0

I would like to parse some syslog lines that they look like

Oct 20 16:34:59 artguard TTN-xxxxxxxxxxxxxxxxxxxxxxxxxxxxx

I would like to turn them into

TTN-xxxxxxxxxxxxxxxxxxxxxxxxxxxxx

So I was wondering how the regular expression should look like that would allow me to do so, since the first part will change every day, because it is appended by the syslog.

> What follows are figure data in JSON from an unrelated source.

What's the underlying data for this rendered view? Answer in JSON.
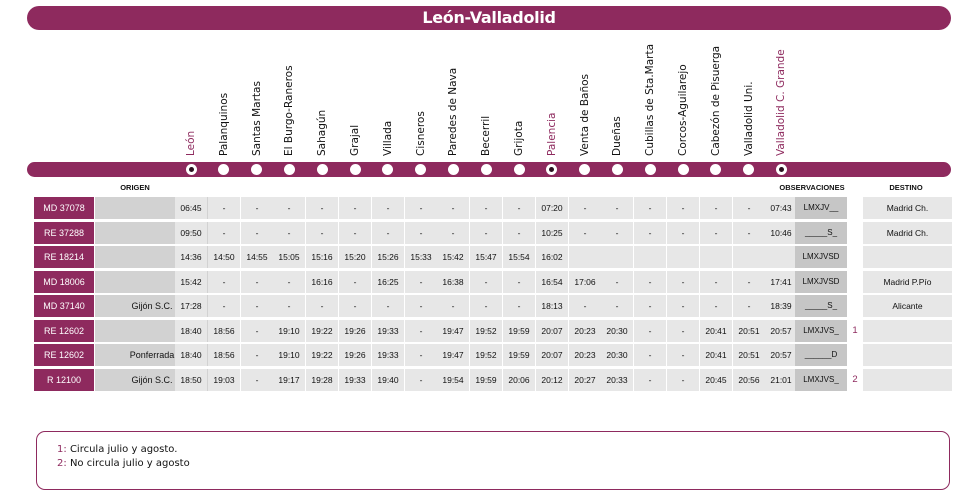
{
  "title": "León-Valladolid",
  "stations": [
    {
      "name": "León",
      "main": true
    },
    {
      "name": "Palanquinos",
      "main": false
    },
    {
      "name": "Santas Martas",
      "main": false
    },
    {
      "name": "El Burgo-Raneros",
      "main": false
    },
    {
      "name": "Sahagún",
      "main": false
    },
    {
      "name": "Grajal",
      "main": false
    },
    {
      "name": "Villada",
      "main": false
    },
    {
      "name": "Cisneros",
      "main": false
    },
    {
      "name": "Paredes de Nava",
      "main": false
    },
    {
      "name": "Becerril",
      "main": false
    },
    {
      "name": "Grijota",
      "main": false
    },
    {
      "name": "Palencia",
      "main": true
    },
    {
      "name": "Venta de Baños",
      "main": false
    },
    {
      "name": "Dueñas",
      "main": false
    },
    {
      "name": "Cubillas de Sta.Marta",
      "main": false
    },
    {
      "name": "Corcos-Aguilarejo",
      "main": false
    },
    {
      "name": "Cabezón de Pisuerga",
      "main": false
    },
    {
      "name": "Valladolid Uni.",
      "main": false
    },
    {
      "name": "Valladolid C. Grande",
      "main": true
    }
  ],
  "headers": {
    "origin": "ORIGEN",
    "observations": "OBSERVACIONES",
    "destination": "DESTINO"
  },
  "rows": [
    {
      "train": "MD 37078",
      "origin": "",
      "times": [
        "06:45",
        "-",
        "-",
        "-",
        "-",
        "-",
        "-",
        "-",
        "-",
        "-",
        "-",
        "07:20",
        "-",
        "-",
        "-",
        "-",
        "-",
        "-",
        "07:43"
      ],
      "obs": "LMXJV__",
      "note": "",
      "dest": "Madrid Ch."
    },
    {
      "train": "RE 37288",
      "origin": "",
      "times": [
        "09:50",
        "-",
        "-",
        "-",
        "-",
        "-",
        "-",
        "-",
        "-",
        "-",
        "-",
        "10:25",
        "-",
        "-",
        "-",
        "-",
        "-",
        "-",
        "10:46"
      ],
      "obs": "_____S_",
      "note": "",
      "dest": "Madrid Ch."
    },
    {
      "train": "RE 18214",
      "origin": "",
      "times": [
        "14:36",
        "14:50",
        "14:55",
        "15:05",
        "15:16",
        "15:20",
        "15:26",
        "15:33",
        "15:42",
        "15:47",
        "15:54",
        "16:02",
        "",
        "",
        "",
        "",
        "",
        "",
        ""
      ],
      "obs": "LMXJVSD",
      "note": "",
      "dest": ""
    },
    {
      "train": "MD 18006",
      "origin": "",
      "times": [
        "15:42",
        "-",
        "-",
        "-",
        "16:16",
        "-",
        "16:25",
        "-",
        "16:38",
        "-",
        "-",
        "16:54",
        "17:06",
        "-",
        "-",
        "-",
        "-",
        "-",
        "17:41"
      ],
      "obs": "LMXJVSD",
      "note": "",
      "dest": "Madrid P.Pío"
    },
    {
      "train": "MD 37140",
      "origin": "Gijón S.C.",
      "times": [
        "17:28",
        "-",
        "-",
        "-",
        "-",
        "-",
        "-",
        "-",
        "-",
        "-",
        "-",
        "18:13",
        "-",
        "-",
        "-",
        "-",
        "-",
        "-",
        "18:39"
      ],
      "obs": "_____S_",
      "note": "",
      "dest": "Alicante"
    },
    {
      "train": "RE 12602",
      "origin": "",
      "times": [
        "18:40",
        "18:56",
        "-",
        "19:10",
        "19:22",
        "19:26",
        "19:33",
        "-",
        "19:47",
        "19:52",
        "19:59",
        "20:07",
        "20:23",
        "20:30",
        "-",
        "-",
        "20:41",
        "20:51",
        "20:57"
      ],
      "obs": "LMXJVS_",
      "note": "1",
      "dest": ""
    },
    {
      "train": "RE 12602",
      "origin": "Ponferrada",
      "times": [
        "18:40",
        "18:56",
        "-",
        "19:10",
        "19:22",
        "19:26",
        "19:33",
        "-",
        "19:47",
        "19:52",
        "19:59",
        "20:07",
        "20:23",
        "20:30",
        "-",
        "-",
        "20:41",
        "20:51",
        "20:57"
      ],
      "obs": "______D",
      "note": "",
      "dest": ""
    },
    {
      "train": "R 12100",
      "origin": "Gijón S.C.",
      "times": [
        "18:50",
        "19:03",
        "-",
        "19:17",
        "19:28",
        "19:33",
        "19:40",
        "-",
        "19:54",
        "19:59",
        "20:06",
        "20:12",
        "20:27",
        "20:33",
        "-",
        "-",
        "20:45",
        "20:56",
        "21:01"
      ],
      "obs": "LMXJVS_",
      "note": "2",
      "dest": ""
    }
  ],
  "notes": [
    {
      "num": "1",
      "text": "Circula julio y agosto."
    },
    {
      "num": "2",
      "text": "No circula julio y agosto"
    }
  ]
}
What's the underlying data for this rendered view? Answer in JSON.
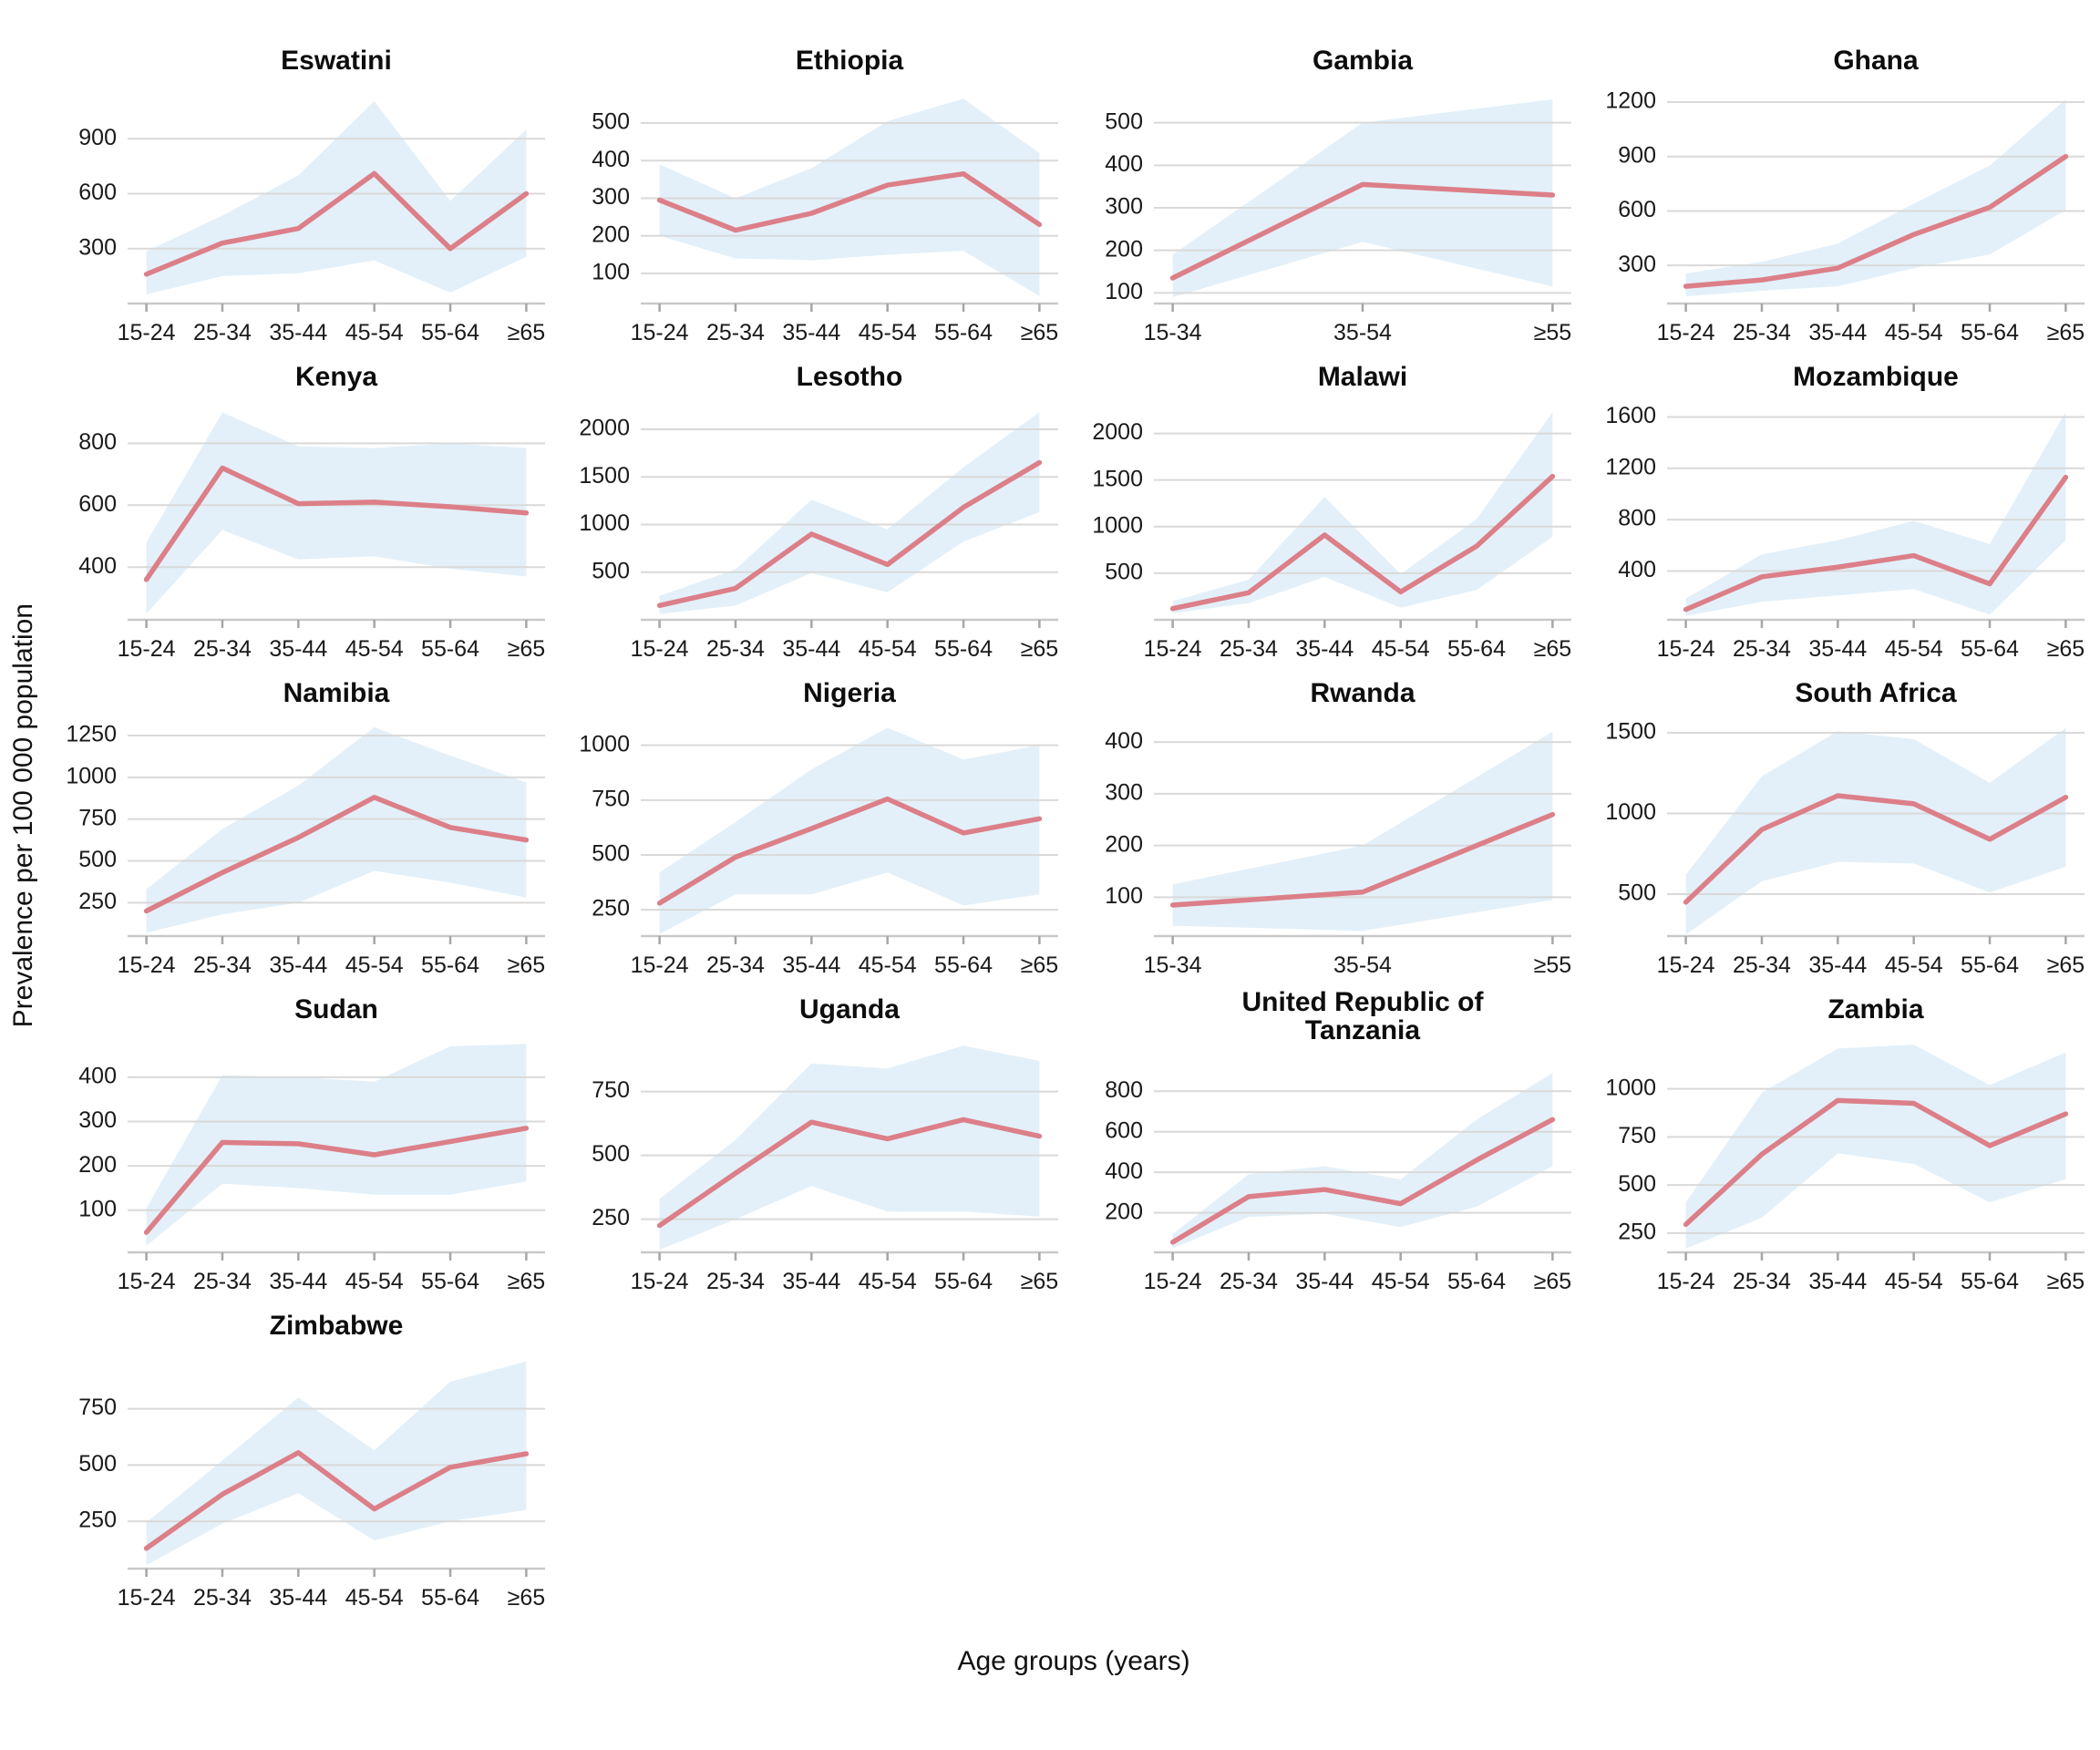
{
  "figure": {
    "ylabel": "Prevalence per 100 000 population",
    "xlabel": "Age groups (years)"
  },
  "style": {
    "line_color": "#DC7F88",
    "band_color": "#E3F0F9",
    "grid_color": "#D9D9D9",
    "axis_color": "#C9C9C9",
    "tick_color": "#A6A6A6"
  },
  "chart_data": [
    {
      "type": "line",
      "title_lines": [
        "Eswatini"
      ],
      "categories": [
        "15-24",
        "25-34",
        "35-44",
        "45-54",
        "55-64",
        "≥65"
      ],
      "values": [
        160,
        330,
        410,
        710,
        300,
        600
      ],
      "lower": [
        50,
        150,
        165,
        235,
        60,
        255
      ],
      "upper": [
        285,
        480,
        700,
        1105,
        560,
        950
      ],
      "yticks": [
        300,
        600,
        900
      ],
      "ylim": [
        0,
        1150
      ]
    },
    {
      "type": "line",
      "title_lines": [
        "Ethiopia"
      ],
      "categories": [
        "15-24",
        "25-34",
        "35-44",
        "45-54",
        "55-64",
        "≥65"
      ],
      "values": [
        295,
        215,
        260,
        335,
        365,
        230
      ],
      "lower": [
        200,
        140,
        135,
        150,
        160,
        40
      ],
      "upper": [
        390,
        300,
        380,
        505,
        565,
        420
      ],
      "yticks": [
        100,
        200,
        300,
        400,
        500
      ],
      "ylim": [
        20,
        580
      ]
    },
    {
      "type": "line",
      "title_lines": [
        "Gambia"
      ],
      "categories": [
        "15-34",
        "35-54",
        "≥55"
      ],
      "values": [
        135,
        355,
        330
      ],
      "lower": [
        90,
        220,
        115
      ],
      "upper": [
        190,
        500,
        555
      ],
      "yticks": [
        100,
        200,
        300,
        400,
        500
      ],
      "ylim": [
        75,
        570
      ]
    },
    {
      "type": "line",
      "title_lines": [
        "Ghana"
      ],
      "categories": [
        "15-24",
        "25-34",
        "35-44",
        "45-54",
        "55-64",
        "≥65"
      ],
      "values": [
        185,
        220,
        285,
        470,
        620,
        900
      ],
      "lower": [
        130,
        160,
        185,
        285,
        360,
        605
      ],
      "upper": [
        255,
        320,
        420,
        640,
        850,
        1215
      ],
      "yticks": [
        300,
        600,
        900,
        1200
      ],
      "ylim": [
        90,
        1250
      ]
    },
    {
      "type": "line",
      "title_lines": [
        "Kenya"
      ],
      "categories": [
        "15-24",
        "25-34",
        "35-44",
        "45-54",
        "55-64",
        "≥65"
      ],
      "values": [
        360,
        720,
        605,
        610,
        595,
        575
      ],
      "lower": [
        250,
        520,
        425,
        435,
        395,
        370
      ],
      "upper": [
        480,
        900,
        790,
        785,
        800,
        785
      ],
      "yticks": [
        400,
        600,
        800
      ],
      "ylim": [
        230,
        910
      ]
    },
    {
      "type": "line",
      "title_lines": [
        "Lesotho"
      ],
      "categories": [
        "15-24",
        "25-34",
        "35-44",
        "45-54",
        "55-64",
        "≥65"
      ],
      "values": [
        150,
        330,
        900,
        580,
        1180,
        1650
      ],
      "lower": [
        60,
        150,
        490,
        290,
        820,
        1130
      ],
      "upper": [
        250,
        530,
        1260,
        950,
        1600,
        2180
      ],
      "yticks": [
        500,
        1000,
        1500,
        2000
      ],
      "ylim": [
        0,
        2210
      ]
    },
    {
      "type": "line",
      "title_lines": [
        "Malawi"
      ],
      "categories": [
        "15-24",
        "25-34",
        "35-44",
        "45-54",
        "55-64",
        "≥65"
      ],
      "values": [
        120,
        290,
        910,
        300,
        790,
        1540
      ],
      "lower": [
        70,
        180,
        460,
        130,
        320,
        890
      ],
      "upper": [
        200,
        430,
        1320,
        490,
        1080,
        2230
      ],
      "yticks": [
        500,
        1000,
        1500,
        2000
      ],
      "ylim": [
        0,
        2260
      ]
    },
    {
      "type": "line",
      "title_lines": [
        "Mozambique"
      ],
      "categories": [
        "15-24",
        "25-34",
        "35-44",
        "45-54",
        "55-64",
        "≥65"
      ],
      "values": [
        100,
        355,
        430,
        520,
        300,
        1130
      ],
      "lower": [
        50,
        160,
        210,
        260,
        60,
        640
      ],
      "upper": [
        185,
        530,
        640,
        790,
        610,
        1640
      ],
      "yticks": [
        400,
        800,
        1200,
        1600
      ],
      "ylim": [
        20,
        1660
      ]
    },
    {
      "type": "line",
      "title_lines": [
        "Namibia"
      ],
      "categories": [
        "15-24",
        "25-34",
        "35-44",
        "45-54",
        "55-64",
        "≥65"
      ],
      "values": [
        200,
        430,
        640,
        880,
        700,
        625
      ],
      "lower": [
        70,
        180,
        250,
        440,
        370,
        280
      ],
      "upper": [
        330,
        690,
        950,
        1300,
        1130,
        970
      ],
      "yticks": [
        250,
        500,
        750,
        1000,
        1250
      ],
      "ylim": [
        50,
        1310
      ]
    },
    {
      "type": "line",
      "title_lines": [
        "Nigeria"
      ],
      "categories": [
        "15-24",
        "25-34",
        "35-44",
        "45-54",
        "55-64",
        "≥65"
      ],
      "values": [
        280,
        490,
        620,
        755,
        600,
        665
      ],
      "lower": [
        140,
        320,
        320,
        420,
        270,
        320
      ],
      "upper": [
        420,
        650,
        890,
        1080,
        935,
        1000
      ],
      "yticks": [
        250,
        500,
        750,
        1000
      ],
      "ylim": [
        130,
        1090
      ]
    },
    {
      "type": "line",
      "title_lines": [
        "Rwanda"
      ],
      "categories": [
        "15-34",
        "35-54",
        "≥55"
      ],
      "values": [
        85,
        110,
        260
      ],
      "lower": [
        45,
        35,
        95
      ],
      "upper": [
        125,
        200,
        420
      ],
      "yticks": [
        100,
        200,
        300,
        400
      ],
      "ylim": [
        25,
        432
      ]
    },
    {
      "type": "line",
      "title_lines": [
        "South Africa"
      ],
      "categories": [
        "15-24",
        "25-34",
        "35-44",
        "45-54",
        "55-64",
        "≥65"
      ],
      "values": [
        450,
        900,
        1110,
        1060,
        840,
        1100
      ],
      "lower": [
        250,
        580,
        700,
        690,
        510,
        670
      ],
      "upper": [
        620,
        1230,
        1510,
        1460,
        1190,
        1530
      ],
      "yticks": [
        500,
        1000,
        1500
      ],
      "ylim": [
        240,
        1545
      ]
    },
    {
      "type": "line",
      "title_lines": [
        "Sudan"
      ],
      "categories": [
        "15-24",
        "25-34",
        "35-44",
        "45-54",
        "55-64",
        "≥65"
      ],
      "values": [
        50,
        253,
        250,
        225,
        255,
        285
      ],
      "lower": [
        20,
        160,
        150,
        135,
        135,
        165
      ],
      "upper": [
        105,
        405,
        400,
        390,
        470,
        475
      ],
      "yticks": [
        100,
        200,
        300,
        400
      ],
      "ylim": [
        5,
        480
      ]
    },
    {
      "type": "line",
      "title_lines": [
        "Uganda"
      ],
      "categories": [
        "15-24",
        "25-34",
        "35-44",
        "45-54",
        "55-64",
        "≥65"
      ],
      "values": [
        225,
        430,
        630,
        565,
        640,
        575
      ],
      "lower": [
        130,
        250,
        380,
        280,
        280,
        260
      ],
      "upper": [
        330,
        560,
        860,
        840,
        930,
        870
      ],
      "yticks": [
        250,
        500,
        750
      ],
      "ylim": [
        120,
        945
      ]
    },
    {
      "type": "line",
      "title_lines": [
        "United Republic of",
        "Tanzania"
      ],
      "categories": [
        "15-24",
        "25-34",
        "35-44",
        "45-54",
        "55-64",
        "≥65"
      ],
      "values": [
        55,
        280,
        315,
        245,
        460,
        660
      ],
      "lower": [
        25,
        180,
        195,
        130,
        230,
        430
      ],
      "upper": [
        95,
        390,
        430,
        365,
        660,
        890
      ],
      "yticks": [
        200,
        400,
        600,
        800
      ],
      "ylim": [
        5,
        900
      ]
    },
    {
      "type": "line",
      "title_lines": [
        "Zambia"
      ],
      "categories": [
        "15-24",
        "25-34",
        "35-44",
        "45-54",
        "55-64",
        "≥65"
      ],
      "values": [
        295,
        660,
        940,
        925,
        705,
        870
      ],
      "lower": [
        170,
        330,
        665,
        610,
        410,
        530
      ],
      "upper": [
        410,
        980,
        1210,
        1230,
        1020,
        1190
      ],
      "yticks": [
        250,
        500,
        750,
        1000
      ],
      "ylim": [
        150,
        1245
      ]
    },
    {
      "type": "line",
      "title_lines": [
        "Zimbabwe"
      ],
      "categories": [
        "15-24",
        "25-34",
        "35-44",
        "45-54",
        "55-64",
        "≥65"
      ],
      "values": [
        130,
        370,
        555,
        305,
        490,
        550
      ],
      "lower": [
        55,
        240,
        375,
        165,
        250,
        300
      ],
      "upper": [
        245,
        520,
        800,
        565,
        870,
        960
      ],
      "yticks": [
        250,
        500,
        750
      ],
      "ylim": [
        40,
        975
      ]
    }
  ]
}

EDIT: to avoid duplicated, I am trying to use REGEX with filebeat, where no all regex are supported as explained here

Cœur
  • 37,241
  • 25
  • 195
  • 267
ndarkness
  • 1,011
  • 2
  • 16
  • 36
  • if `TTN-` is always there just use that as your anchor in search. `TTN-.*$` – abc123 Oct 20 '16 at 15:07
  • Possible duplicate of [Learning Regular Expressions](http://stackoverflow.com/questions/4736/learning-regular-expressions) – Biffen Oct 20 '16 at 16:16
  • @abc123 then the first part, wouldn´t the date plus time before the TTN- affect? – ndarkness Oct 20 '16 at 18:53
  • @ndarkness you don't have to match a whole string with regex, in the above i'm just searching for the first instance for `TTN- ` than any character any number of times including 0 until the end of line. – abc123 Oct 20 '16 at 18:56
  • @abc123 ok thanks! But then, the date will be included as well as part of the whole matched string, right? – ndarkness Oct 20 '16 at 19:00
  • @ndarkness, No since we are not searching for it in the regex, however you can also just gather specific things by using capture groups `()` for example `TTN-(.*$)` this will make it so that the capture group 1 contains everything after TTN-. It will not contain anything else. – abc123 Oct 20 '16 at 19:21
  • @abc123 thanks it does work perfectly, `TTN-.*$` – ndarkness Oct 21 '16 at 06:57

2 Answers2

1

The regular expression TTN-\S* is probably a way of doing what you're looking for, here it is in a java-script example.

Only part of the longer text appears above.